The country’s BBQs will be safe. Responding to concerns from the draft report that the government was about to ban backyard cooking, the commission wrote that a bottle of bio-gas will be an easy change in the coming years. Rod Carr, the commission’s chair, warned against “trivialising” the challenge by focusing on things like BBQs, however.
The final advice has also reduced the number of used electric vehicles expected on the country’s roads in the coming years. The supply of used EVs will probably be smaller than projected, meaning that there will be more fossil-fuel vehicles on the country’s roads for longer. The number of new EVs expected over the next decade hasn’t changed, but the high cost of those cars means they will remain out of reach of most families for the foreseeable future.

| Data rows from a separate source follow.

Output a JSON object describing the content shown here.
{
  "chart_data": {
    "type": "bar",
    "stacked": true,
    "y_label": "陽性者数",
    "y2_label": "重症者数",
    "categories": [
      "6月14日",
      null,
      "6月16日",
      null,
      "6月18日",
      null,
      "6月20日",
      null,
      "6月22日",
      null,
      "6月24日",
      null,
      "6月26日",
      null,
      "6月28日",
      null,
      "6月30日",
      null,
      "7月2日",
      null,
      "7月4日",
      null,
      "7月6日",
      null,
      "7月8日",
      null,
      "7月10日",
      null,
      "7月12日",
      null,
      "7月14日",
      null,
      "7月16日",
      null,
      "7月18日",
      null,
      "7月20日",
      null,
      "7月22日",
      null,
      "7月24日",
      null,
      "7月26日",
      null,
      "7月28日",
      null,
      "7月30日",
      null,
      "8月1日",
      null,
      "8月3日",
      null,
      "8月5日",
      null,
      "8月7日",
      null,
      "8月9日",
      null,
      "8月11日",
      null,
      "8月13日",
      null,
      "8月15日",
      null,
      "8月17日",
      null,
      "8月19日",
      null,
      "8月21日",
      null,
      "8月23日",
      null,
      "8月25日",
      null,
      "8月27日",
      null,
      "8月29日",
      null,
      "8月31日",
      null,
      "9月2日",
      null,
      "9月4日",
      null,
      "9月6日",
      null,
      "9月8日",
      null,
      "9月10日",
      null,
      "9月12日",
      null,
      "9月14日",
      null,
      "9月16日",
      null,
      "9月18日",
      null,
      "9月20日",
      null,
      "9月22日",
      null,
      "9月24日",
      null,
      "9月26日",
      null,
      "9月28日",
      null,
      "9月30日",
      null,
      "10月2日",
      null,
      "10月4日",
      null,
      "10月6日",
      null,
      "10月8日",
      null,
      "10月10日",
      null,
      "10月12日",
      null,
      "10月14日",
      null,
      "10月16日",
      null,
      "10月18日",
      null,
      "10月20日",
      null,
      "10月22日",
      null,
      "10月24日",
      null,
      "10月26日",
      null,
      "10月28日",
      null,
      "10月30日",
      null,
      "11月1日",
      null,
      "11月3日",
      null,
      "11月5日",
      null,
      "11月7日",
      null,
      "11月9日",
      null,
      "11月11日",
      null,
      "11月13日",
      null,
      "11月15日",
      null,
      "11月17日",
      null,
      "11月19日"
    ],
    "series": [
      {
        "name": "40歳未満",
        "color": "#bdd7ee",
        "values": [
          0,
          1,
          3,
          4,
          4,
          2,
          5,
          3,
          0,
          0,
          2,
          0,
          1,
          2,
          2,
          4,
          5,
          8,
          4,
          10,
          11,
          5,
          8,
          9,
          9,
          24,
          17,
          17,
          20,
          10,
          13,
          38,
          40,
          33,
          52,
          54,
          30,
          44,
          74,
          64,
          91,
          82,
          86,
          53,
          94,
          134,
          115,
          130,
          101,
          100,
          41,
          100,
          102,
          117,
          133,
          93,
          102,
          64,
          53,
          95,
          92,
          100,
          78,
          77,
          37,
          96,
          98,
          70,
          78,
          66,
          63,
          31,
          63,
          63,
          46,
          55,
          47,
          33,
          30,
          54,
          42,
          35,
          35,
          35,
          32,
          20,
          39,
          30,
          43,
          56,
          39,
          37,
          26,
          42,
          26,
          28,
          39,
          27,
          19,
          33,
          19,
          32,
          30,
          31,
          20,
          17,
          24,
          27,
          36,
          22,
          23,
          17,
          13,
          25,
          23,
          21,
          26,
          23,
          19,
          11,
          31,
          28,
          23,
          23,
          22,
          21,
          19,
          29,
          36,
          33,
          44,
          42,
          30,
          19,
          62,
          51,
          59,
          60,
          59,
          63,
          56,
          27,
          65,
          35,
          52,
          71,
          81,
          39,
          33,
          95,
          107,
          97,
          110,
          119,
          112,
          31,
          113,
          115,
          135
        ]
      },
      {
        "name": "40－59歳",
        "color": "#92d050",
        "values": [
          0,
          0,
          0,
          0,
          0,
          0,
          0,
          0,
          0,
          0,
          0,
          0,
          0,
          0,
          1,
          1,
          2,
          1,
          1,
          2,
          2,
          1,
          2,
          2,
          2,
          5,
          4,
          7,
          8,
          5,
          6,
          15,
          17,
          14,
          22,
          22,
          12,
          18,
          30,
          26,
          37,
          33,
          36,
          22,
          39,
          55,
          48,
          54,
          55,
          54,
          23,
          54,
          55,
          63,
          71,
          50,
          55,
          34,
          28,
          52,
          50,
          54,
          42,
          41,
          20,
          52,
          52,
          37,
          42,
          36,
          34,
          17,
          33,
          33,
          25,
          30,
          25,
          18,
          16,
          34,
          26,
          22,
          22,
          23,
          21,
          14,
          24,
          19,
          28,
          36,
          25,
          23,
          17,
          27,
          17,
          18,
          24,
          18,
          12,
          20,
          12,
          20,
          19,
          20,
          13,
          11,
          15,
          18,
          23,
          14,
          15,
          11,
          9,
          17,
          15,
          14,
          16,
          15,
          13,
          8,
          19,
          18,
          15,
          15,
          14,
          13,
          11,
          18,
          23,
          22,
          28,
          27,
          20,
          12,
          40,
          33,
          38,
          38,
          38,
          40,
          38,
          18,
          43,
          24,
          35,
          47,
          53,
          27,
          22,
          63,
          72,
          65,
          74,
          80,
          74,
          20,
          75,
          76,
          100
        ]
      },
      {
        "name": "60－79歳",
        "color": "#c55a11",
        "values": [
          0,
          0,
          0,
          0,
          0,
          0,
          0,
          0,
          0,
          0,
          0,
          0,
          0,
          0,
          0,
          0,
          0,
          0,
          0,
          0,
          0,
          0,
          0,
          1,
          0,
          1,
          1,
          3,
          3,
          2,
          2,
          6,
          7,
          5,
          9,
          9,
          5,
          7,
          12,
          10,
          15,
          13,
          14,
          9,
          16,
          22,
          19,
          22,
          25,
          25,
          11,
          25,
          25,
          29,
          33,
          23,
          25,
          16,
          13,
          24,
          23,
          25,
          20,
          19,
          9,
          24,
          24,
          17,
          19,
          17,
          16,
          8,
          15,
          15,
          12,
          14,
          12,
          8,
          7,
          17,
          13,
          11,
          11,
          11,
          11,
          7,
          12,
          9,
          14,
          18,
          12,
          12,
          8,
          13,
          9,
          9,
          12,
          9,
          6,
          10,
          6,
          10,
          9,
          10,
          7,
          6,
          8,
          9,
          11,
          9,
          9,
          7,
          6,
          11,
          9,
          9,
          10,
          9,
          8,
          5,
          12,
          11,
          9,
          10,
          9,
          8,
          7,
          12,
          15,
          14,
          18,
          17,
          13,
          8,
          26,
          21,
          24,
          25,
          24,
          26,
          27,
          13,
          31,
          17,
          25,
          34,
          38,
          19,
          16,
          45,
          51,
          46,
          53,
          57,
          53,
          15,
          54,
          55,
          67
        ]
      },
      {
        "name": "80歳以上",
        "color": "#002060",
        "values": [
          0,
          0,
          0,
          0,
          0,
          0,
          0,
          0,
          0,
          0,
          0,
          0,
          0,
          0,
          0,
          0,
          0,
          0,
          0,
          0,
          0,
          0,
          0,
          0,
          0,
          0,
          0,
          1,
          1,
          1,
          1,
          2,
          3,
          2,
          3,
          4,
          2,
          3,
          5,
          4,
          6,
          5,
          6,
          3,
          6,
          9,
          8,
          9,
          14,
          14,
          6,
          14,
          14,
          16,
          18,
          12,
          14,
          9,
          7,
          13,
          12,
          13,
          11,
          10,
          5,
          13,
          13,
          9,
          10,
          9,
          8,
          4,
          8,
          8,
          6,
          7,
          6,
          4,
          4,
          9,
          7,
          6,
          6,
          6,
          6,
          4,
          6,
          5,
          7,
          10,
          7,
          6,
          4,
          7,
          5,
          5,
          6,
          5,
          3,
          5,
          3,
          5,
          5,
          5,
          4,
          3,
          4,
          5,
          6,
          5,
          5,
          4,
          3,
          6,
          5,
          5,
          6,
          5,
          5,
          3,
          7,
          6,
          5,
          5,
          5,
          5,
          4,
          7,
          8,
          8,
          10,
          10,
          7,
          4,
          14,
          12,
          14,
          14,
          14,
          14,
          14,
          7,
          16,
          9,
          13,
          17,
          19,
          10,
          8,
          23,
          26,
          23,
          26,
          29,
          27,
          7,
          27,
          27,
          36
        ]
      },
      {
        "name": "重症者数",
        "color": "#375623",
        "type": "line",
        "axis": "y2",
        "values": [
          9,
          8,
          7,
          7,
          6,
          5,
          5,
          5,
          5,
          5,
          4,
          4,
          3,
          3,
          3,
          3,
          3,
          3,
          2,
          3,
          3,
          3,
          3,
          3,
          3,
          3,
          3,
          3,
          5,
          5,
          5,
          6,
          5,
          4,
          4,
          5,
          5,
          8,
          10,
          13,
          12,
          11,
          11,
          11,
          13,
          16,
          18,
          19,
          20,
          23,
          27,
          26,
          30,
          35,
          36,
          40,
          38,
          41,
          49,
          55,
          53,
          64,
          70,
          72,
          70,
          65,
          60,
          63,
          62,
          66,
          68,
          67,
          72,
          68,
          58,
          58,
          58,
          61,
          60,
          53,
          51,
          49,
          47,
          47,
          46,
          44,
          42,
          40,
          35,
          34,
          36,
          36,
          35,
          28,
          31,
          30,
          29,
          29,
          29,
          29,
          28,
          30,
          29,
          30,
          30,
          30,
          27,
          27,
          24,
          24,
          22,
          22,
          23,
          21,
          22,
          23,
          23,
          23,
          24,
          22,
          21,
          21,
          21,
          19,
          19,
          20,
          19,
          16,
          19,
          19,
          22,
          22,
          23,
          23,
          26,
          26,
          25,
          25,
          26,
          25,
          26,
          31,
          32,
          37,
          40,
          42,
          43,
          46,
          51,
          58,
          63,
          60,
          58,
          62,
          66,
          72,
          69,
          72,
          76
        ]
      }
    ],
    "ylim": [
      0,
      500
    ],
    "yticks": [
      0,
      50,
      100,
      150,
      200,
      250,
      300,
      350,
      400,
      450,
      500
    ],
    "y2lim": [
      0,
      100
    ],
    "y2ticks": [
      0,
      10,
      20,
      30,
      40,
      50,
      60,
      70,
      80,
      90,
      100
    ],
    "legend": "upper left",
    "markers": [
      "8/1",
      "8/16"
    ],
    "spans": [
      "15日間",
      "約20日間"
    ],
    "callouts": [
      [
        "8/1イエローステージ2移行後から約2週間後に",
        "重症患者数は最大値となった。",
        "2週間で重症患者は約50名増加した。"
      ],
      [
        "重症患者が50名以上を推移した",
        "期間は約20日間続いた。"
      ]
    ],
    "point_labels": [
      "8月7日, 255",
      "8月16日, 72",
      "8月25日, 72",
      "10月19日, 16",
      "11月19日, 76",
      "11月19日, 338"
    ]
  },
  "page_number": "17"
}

The commission also changed its projections to expect more petrol-powered vehicles in rural areas for years to come, while now recommending that more Aucklanders and Wellingtonians take to bicycles in the coming years. There’s also a need to start building more compact, transit-served communities now.
Parliament won’t be united over the coming years as the government unveils its plans to meet, or reject, the commission’s recommendations. Act has called for the government to dump the commission and allow carbon emissions to be priced solely through the country’s emissions trading scheme. The opposition party has also said the country’s carbon targets should be based on what our trading partners are doing.
“They might want to be careful what they wish for,” said Shaw, pointing to the opposition’s call. “There’s been huge movement around the world around the scale of their ambitions.”
A number of countries have set net-zero carbon targets by 2050, while China has said it will be net-zero by 2060. The European Union also wants to impose tariffs on imports from economies not meeting targets.